Tips and tricks for desert photography? Favorite presets for desert photography editing?  

My cousin is getting married in Vegas and wants photos in the desert.  
Anyone know my best park option for easy to get to red Rock formations since the wedding party will be dressed up.  Any other info you have is greatly appreciated!  Not much desert shooting experience in WI.

Thank you!


----------



## Soocom1 (Jun 21, 2019)

First and foremost, try NOT to change lenses very often. 
Secondly, you will be in heat, so water for you, and keep the camera out of direct sunlight. 
Nevada is notoriously hot, so keep the camera itself in shade as much as possible. You would be surprised what can happen and quickly.  

Desert shooting means ALOT of reflective light, so exposure compensation and other aspects along with a good polarizer and or UV filter is in order. remember that in many areas of NV your elevation is around 1/2 mile (3,500-4,000 feet) so there is alot more UV light.  Keep shirts long because of the sun exposure. 

Lens flair covers work very well here and watch the sun flair. 

CA can be annoying if not careful. 

There are many other aspects to watch, but the single most important is elevation and lack of tree-ground cover. So I very STRONGLY recommend researching that single aspect, not just the photographic, but physical, and because elevation is higher, you will experience some shortness of breath. DO NOT UNDERESTIMATE THAT, and make sure the wedding party has ALOT of water available.  

The reflective light is important as stated, so pay attention to poses and if you can find shade, use it.


----------



## Epiphany (Jun 23, 2019)

I should add that I will be photographing one hour prior to sunset.  Hope this will help with flair and heat!


----------



## Soocom1 (Jun 23, 2019)

More challange. 
In NV and especially this time of year you will have alot of sky color due to dust and smkoe from wildfires.

If it gets windy, you will definitely want the UV filter because of scattered light and poss. the polarizer. 

Early evening means the suns light will be a majestic golden yellow and with the red rocks will cause a MASSIVE alteration to orange. 

This is the golden hour and run and play quickly. The opportunities for light is masssive and the love silhouette time is right then. 
Also backward reflective light. 
Ergo: sun behind you but reflective light in front to make a partially lit up silhouette. 

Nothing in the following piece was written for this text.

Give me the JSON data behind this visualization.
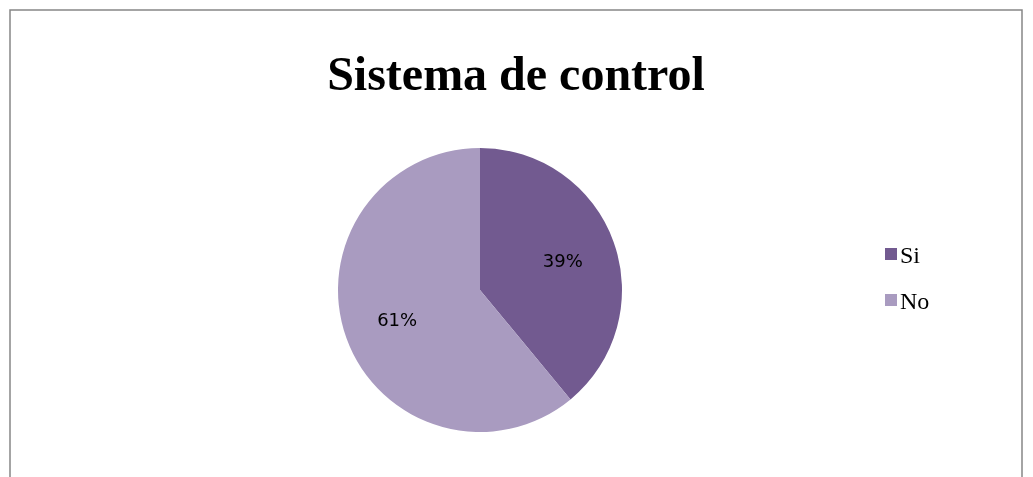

Make good use of it and have fun


----------



## Epiphany (Jul 6, 2019)

Thank you!!


----------



## Galaxy Studios (Jul 29, 2019)

Deserts can make for very dramatic and beautiful landscapes but it can also be challenging to avoid your photos appearing flat and uninteresting. It’s no secret that photographing in the early morning or late afternoon provides a wonderfully soft light for your images which helps you avoid making them look flat and the desert is no exception. The soft light can give the sand a beautiful glow and in the above photo, the red late afternoon light has really brought out the color of the sand. As always, if you are going to be using a slow shutter speed make sure you have a tripod.


----------